Does your student or child struggle with change? If their routine is broken or they are in an unfamiliar situation are they more likely to engage in tantrum behavior?
Many young children, especially young children with special needs struggle with change. For some children it may be a result of a difference in their brain, others it may be a result of their disability, for young children in general it is often a lack of understanding the situation and not having the skills to be able to express how they are feeling or ask the right questions to gain clarification. For any of these cases you can try to use a strategy called priming.
Priming is when you let the child know ahead of time when something is or is not going to happen. This is done before the potentially challenging situation to prevent the inappropriate behavior from occurring. Here are a few examples:
On rainy days I would tell my students and show them with a visual on our whole class visual schedule that we were not going to have recess because of the rain. This would usually result in no inappropriate behavior when it came time for recess. But if on a rainy day I would forget to review the changes I would always have at least one student who would cry, scream, throw himself on the floor, etc. when it was time for recess and he couldn't go outside.
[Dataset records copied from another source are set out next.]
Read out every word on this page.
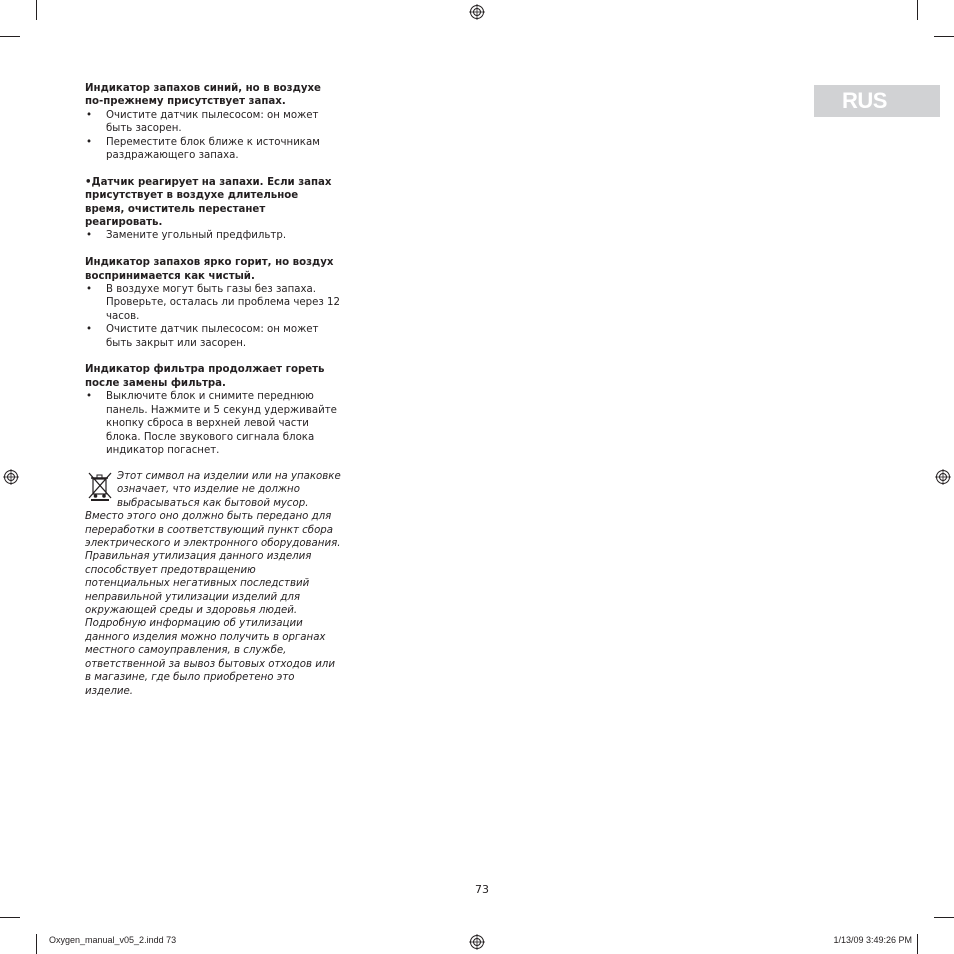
RUS

Индикатор запахов синий, но в воздухе по-прежнему присутствует запах.

• Очистите датчик пылесосом: он может быть засорен.
• Переместите блок ближе к источникам раздражающего запаха.

•Датчик реагирует на запахи. Если запах присутствует в воздухе длительное время, очиститель перестанет реагировать.

• Замените угольный предфильтр.

Индикатор запахов ярко горит, но воздух воспринимается как чистый.

• В воздухе могут быть газы без запаха. Проверьте, осталась ли проблема через 12 часов.
• Очистите датчик пылесосом: он может быть закрыт или засорен.

Индикатор фильтра продолжает гореть после замены фильтра.

• Выключите блок и снимите переднюю панель. Нажмите и 5 секунд удерживайте кнопку сброса в верхней левой части блока. После звукового сигнала блока индикатор погаснет.
Этот символ на изделии или на упаковке означает, что изделие не должно выбрасываться как бытовой мусор. Вместо этого оно должно быть передано для переработки в соответствующий пункт сбора электрического и электронного оборудования. Правильная утилизация данного изделия способствует предотвращению потенциальных негативных последствий неправильной утилизации изделий для окружающей среды и здоровья людей. Подробную информацию об утилизации данного изделия можно получить в органах местного самоуправления, в службе, ответственной за вывоз бытовых отходов или в магазине, где было приобретено это изделие.
73
Oxygen_manual_v05_2.indd 73	1/13/09 3:49:26 PM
It is amazing at how one simple thing such as letting the child know before recess time that it was raining and we couldn't go outside would have such an impact on my little learners.
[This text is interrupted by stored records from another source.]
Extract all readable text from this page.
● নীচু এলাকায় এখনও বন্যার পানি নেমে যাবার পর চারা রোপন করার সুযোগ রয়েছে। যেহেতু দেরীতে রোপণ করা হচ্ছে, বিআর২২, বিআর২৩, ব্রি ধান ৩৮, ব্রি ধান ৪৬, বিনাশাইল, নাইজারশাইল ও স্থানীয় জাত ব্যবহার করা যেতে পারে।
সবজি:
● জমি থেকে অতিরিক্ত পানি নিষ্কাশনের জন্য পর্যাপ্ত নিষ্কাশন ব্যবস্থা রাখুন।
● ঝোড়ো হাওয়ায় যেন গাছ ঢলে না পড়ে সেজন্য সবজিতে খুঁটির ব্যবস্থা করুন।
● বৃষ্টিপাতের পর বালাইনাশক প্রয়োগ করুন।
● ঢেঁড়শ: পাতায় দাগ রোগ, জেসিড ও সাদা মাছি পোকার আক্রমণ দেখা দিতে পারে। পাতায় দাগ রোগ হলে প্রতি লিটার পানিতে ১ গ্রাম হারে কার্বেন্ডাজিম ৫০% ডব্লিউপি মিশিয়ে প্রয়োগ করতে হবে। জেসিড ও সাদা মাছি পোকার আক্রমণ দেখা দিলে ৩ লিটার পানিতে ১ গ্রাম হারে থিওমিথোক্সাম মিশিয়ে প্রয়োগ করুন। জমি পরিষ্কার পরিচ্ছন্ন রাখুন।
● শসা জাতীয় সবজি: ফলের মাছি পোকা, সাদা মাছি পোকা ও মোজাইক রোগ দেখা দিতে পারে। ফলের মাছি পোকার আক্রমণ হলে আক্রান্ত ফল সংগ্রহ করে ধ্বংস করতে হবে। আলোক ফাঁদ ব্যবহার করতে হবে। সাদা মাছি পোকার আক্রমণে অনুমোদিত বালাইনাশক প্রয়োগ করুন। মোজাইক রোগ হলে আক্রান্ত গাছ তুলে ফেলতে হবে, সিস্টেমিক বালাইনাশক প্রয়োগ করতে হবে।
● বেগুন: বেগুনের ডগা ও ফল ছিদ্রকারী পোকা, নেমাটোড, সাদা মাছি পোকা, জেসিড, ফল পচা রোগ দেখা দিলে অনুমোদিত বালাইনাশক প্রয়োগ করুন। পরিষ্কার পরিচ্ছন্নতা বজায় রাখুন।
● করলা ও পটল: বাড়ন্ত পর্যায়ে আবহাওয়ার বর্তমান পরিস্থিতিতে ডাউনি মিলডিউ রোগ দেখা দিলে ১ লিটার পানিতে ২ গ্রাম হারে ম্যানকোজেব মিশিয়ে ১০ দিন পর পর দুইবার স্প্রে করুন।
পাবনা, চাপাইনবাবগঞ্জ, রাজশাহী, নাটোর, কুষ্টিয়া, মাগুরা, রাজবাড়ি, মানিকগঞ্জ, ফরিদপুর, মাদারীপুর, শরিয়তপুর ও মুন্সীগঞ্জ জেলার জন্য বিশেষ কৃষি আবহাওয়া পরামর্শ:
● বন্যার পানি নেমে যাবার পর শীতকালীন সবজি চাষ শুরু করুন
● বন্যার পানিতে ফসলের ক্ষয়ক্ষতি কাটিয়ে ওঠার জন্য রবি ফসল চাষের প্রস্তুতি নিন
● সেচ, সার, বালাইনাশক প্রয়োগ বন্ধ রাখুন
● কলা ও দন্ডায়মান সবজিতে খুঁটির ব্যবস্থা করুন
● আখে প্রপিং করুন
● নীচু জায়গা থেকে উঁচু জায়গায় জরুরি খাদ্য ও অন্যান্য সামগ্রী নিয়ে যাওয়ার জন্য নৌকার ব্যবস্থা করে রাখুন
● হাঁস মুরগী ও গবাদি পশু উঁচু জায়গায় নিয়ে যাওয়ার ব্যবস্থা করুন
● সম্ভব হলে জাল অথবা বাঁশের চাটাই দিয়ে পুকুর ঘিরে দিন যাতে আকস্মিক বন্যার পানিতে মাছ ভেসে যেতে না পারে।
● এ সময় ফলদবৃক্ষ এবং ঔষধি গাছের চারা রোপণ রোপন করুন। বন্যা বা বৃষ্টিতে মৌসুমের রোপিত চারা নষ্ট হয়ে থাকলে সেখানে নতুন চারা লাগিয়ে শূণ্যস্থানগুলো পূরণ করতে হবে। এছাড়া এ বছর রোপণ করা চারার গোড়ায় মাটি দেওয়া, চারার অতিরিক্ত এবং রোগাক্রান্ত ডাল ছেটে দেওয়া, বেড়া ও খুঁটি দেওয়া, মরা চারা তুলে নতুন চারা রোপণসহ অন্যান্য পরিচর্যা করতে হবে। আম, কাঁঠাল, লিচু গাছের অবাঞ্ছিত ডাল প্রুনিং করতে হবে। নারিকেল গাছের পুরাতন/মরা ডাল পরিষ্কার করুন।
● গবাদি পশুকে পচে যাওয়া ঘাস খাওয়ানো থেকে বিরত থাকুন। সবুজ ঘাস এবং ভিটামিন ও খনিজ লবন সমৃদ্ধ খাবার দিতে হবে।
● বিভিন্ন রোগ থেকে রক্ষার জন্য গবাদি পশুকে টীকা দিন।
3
If I am watching my favorite tv show and my husband turns off the tv right in the middle of my show without warning me I am likely to engage in a mini tantrum myself. In a situation like this you are likely going to see a change in my body language and tone of voice. But if my husband were to tell me before he was going to turn it off and why the likelihood I am going to have a "tantrum" is much less.
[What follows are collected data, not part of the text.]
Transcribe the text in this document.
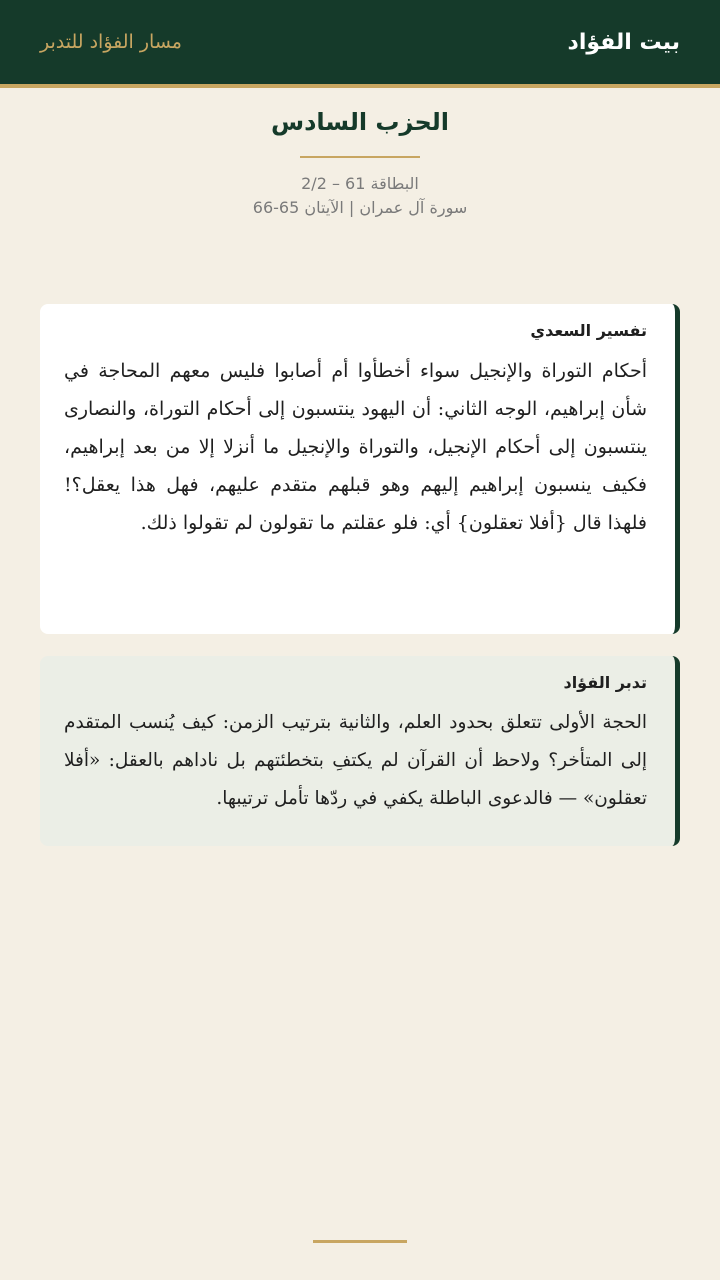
بيت الفؤاد
مسار الفؤاد للتدبر
الحزب السادس
البطاقة 61 – 2/2
سورة آل عمران | الآيتان 65-66
تفسير السعدي

أحكام التوراة والإنجيل سواء أخطأوا أم أصابوا فليس معهم المحاجة في شأن إبراهيم، الوجه الثاني: أن اليهود ينتسبون إلى أحكام التوراة، والنصارى ينتسبون إلى أحكام الإنجيل، والتوراة والإنجيل ما أنزلا إلا من بعد إبراهيم، فكيف ينسبون إبراهيم إليهم وهو قبلهم متقدم عليهم، فهل هذا يعقل؟! فلهذا قال {أفلا تعقلون} أي: فلو عقلتم ما تقولون لم تقولوا ذلك.

تدبر الفؤاد

الحجة الأولى تتعلق بحدود العلم، والثانية بترتيب الزمن: كيف يُنسب المتقدم إلى المتأخر؟ ولاحظ أن القرآن لم يكتفِ بتخطئتهم بل ناداهم بالعقل: «أفلا تعقلون» — فالدعوى الباطلة يكفي في ردّها تأمل ترتيبها.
A few tips when using priming:
Try using a visual to show the changes or expectations. This may help clarify what is expected of the child and help them understand what is going to happen.
You may still need to teach the child how to cope with change.
Let the child know what is going to happen and how you expect them to act.
Allow opportunities for the child to practice the expected behavior prior to the situation.
Priming is a powerful tool that can be used at school or at home. How do you use priming with your students or children?